Talking about space. (for a museum)

Kersten Geers
Booklet for the exhibition 'New acquisitions' by Sandra Gamarra Heshiki at Gallery Lucia de la Puente in Lima, Peru, 2006

PRODUCTORA's LiMac museum talks about space. As obvious as this may sound, this is not that evident today, and far from evident in architecture.

By deciding to organize the museum-space underground in a rectangular container, gradually chopped away by a set of columns with decreasing width, an important argument was made. The building is first an answer to its specific programmatic demand, and secondly a spatial type. At the same time, it is important to realize what the project is NOT about. The LIMAC carefully avoids discussing about the appearance of the museum and about how the museum represents itself. Of course, one might argue that this is inherent to the precise context in which the museum is incised. That context is unknown to me and I would argue that I consider it unimportant. Despite its possible response to the site, the project is developed from within. It consists of a conscious spatial typology only that deals only vaguely with the issue of its context. The LIMAC museum is designed as an underground entity. The project gives the impression of being rather dug out than implanted.
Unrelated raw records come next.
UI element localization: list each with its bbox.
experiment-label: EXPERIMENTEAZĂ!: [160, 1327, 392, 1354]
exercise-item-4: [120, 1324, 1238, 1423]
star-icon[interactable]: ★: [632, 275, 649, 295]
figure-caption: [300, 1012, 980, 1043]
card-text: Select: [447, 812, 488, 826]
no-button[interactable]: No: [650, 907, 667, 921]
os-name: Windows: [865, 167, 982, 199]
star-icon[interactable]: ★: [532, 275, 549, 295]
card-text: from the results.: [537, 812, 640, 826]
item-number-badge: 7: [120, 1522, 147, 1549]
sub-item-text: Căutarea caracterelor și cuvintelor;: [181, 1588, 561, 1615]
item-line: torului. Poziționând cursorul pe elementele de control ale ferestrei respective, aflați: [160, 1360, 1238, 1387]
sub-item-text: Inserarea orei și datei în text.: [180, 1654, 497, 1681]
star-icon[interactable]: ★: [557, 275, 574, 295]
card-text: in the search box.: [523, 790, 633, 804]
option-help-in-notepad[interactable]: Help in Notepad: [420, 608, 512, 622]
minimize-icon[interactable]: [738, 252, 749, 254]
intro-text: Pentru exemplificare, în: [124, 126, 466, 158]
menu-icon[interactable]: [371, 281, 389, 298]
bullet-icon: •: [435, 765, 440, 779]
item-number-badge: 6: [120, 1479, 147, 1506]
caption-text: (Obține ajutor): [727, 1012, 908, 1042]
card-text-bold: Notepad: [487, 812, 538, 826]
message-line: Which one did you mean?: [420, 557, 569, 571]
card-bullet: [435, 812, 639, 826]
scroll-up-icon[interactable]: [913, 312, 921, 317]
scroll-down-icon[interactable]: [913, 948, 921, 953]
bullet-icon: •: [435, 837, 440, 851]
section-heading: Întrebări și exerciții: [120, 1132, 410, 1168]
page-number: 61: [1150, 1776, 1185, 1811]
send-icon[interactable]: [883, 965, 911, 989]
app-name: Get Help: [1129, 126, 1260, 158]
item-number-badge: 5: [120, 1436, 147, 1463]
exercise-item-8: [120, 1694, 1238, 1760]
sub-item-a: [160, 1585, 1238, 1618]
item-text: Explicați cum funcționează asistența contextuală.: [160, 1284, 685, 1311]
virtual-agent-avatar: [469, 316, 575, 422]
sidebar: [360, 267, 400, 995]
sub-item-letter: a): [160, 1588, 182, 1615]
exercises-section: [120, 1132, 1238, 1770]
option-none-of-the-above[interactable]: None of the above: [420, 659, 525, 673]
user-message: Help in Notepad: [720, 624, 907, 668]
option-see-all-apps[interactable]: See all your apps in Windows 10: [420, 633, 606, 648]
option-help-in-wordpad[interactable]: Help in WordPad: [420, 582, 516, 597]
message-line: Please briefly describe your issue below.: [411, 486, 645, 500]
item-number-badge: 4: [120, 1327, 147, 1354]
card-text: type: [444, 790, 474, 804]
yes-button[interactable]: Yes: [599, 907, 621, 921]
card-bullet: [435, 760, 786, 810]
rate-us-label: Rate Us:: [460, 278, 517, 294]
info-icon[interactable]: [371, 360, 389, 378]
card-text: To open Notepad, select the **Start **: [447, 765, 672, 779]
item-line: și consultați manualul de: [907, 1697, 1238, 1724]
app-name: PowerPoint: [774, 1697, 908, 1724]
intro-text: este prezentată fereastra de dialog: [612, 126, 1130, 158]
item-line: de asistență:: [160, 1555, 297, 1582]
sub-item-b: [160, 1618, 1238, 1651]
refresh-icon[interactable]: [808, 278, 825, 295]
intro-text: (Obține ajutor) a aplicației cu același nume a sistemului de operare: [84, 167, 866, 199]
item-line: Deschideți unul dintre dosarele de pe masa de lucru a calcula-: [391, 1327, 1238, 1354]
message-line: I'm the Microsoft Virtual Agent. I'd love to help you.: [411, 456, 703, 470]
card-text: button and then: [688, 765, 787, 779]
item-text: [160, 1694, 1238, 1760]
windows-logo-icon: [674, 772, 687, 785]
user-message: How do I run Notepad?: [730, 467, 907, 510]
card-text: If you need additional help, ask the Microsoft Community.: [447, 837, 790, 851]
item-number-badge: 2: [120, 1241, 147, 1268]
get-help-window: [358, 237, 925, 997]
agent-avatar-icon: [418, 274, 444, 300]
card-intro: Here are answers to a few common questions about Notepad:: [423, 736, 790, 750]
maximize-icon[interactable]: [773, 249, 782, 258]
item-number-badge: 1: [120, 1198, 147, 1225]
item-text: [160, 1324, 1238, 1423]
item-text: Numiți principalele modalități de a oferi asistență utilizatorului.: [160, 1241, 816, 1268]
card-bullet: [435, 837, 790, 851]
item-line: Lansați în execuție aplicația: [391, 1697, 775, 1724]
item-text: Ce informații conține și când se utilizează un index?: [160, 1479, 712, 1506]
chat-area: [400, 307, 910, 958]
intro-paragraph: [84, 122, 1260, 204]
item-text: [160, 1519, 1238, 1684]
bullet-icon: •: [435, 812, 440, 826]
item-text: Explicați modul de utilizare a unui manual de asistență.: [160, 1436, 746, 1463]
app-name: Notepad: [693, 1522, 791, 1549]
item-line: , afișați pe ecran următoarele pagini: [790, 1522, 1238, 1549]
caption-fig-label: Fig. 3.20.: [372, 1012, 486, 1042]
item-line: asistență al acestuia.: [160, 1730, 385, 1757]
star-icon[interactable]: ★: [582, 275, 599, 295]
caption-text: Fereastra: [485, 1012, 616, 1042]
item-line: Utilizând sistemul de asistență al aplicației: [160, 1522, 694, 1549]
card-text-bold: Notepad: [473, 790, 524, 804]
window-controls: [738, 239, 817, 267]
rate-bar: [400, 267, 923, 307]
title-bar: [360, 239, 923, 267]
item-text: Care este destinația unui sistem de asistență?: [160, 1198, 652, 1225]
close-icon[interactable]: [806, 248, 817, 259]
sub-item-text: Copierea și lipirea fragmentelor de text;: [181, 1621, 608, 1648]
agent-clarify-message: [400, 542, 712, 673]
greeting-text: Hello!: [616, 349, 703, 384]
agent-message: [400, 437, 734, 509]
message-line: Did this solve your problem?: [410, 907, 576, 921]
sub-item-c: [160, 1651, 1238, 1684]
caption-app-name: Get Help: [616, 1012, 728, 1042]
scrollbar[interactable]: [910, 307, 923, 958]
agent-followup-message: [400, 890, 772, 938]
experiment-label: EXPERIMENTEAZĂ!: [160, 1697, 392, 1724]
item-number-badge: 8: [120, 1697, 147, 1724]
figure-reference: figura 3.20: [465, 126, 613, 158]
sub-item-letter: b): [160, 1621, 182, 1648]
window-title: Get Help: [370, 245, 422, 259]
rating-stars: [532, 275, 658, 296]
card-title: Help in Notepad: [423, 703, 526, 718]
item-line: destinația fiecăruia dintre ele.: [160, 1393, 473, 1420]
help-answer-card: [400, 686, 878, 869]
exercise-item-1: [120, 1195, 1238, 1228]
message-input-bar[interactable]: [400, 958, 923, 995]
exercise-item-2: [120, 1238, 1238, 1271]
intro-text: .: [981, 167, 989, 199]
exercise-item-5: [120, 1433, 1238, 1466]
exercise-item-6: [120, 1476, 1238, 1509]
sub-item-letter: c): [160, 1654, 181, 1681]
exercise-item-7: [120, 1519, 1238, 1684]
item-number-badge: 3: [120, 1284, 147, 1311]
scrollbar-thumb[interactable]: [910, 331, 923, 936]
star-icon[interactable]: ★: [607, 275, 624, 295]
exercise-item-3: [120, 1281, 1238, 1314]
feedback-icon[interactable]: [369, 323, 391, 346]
Again, here the emphasis is made on what is left open. The architecture becomes everything one takes away, everything one subtracts. Hence what is open, left over, becomes the crucial actor: the space of the museum. The metaphor of digging remains yet dubious. The columns seem to contradict this. The distribution of the columns reminds to the hypostyle hall filled with giant columns on a rational grid.

The LiMac museum's principle - I would argue- shares a resemblance. Except here the size of the column changes dramatically within the project, which results in a different effect. It is this particularity that tackles one’s perception: the building appears both as a dug-out space and as a space that is organized according to a precise principle.

In the early seventies, to present a museum of space or to present the space of the museum as itself, might not have been such a revolution. The Museum - heavily influenced by the spatial principles and interests of its era's artists - presented itself in the first place as collection of spaces organized by an intelligent set of architectonic elements. I recall that the splendid museum design of Hans Hollein in Mönchengladbach was conceived as an intricate organization of big cubic spaces and rectangular hallways arranged through a rigid set of columns. This project preceded the discussion about the desired appearance of museum buildings. Distracted by this discussion, one can hardly grasp that the quality of the project lays in its spatial organization. The particular facade design of the building takes all the credits.

PRODUCTORA understood this problem and realized that the only possible way to answer to the contemporary status quo on museum architecture was to make the architecture of the(ir) museum disappear. The architecture of the LiMac museum is not there. It is not visible; you can only be in the architecture. The museum is again presented as a spatial organization.

The project presents an act between carving and constructing. In fact, the best way to understand the architect's train of thoughts and the design process is to analyze first the preliminary museum design in which different definitions of space by architectonical elements are proposed. This first variant of the project shows the definition of the spatial types and helps realizing that the second project - this project - is a further development of these. The project is merely a refinement of the different spatial sensations and organizations developed the first project. The trick introduced by the architects is to organize all the different spatial types in the size gradient. This re-organization intends to turn the museum into an open field with different directions. It gives a concept that glides from an open space with columns into a collection of rooms. I tend to believe that even the field with the columns contains a set of rooms. Implicitly, the typology of choice is the room. Thus, the design becomes a clear reaction against the museum as a recognizable icon or a logo for contemporary art. The LIMAC brings us back to the essence of the museum architecture by contemplating the different options of containment: the museum as a receptacle of art.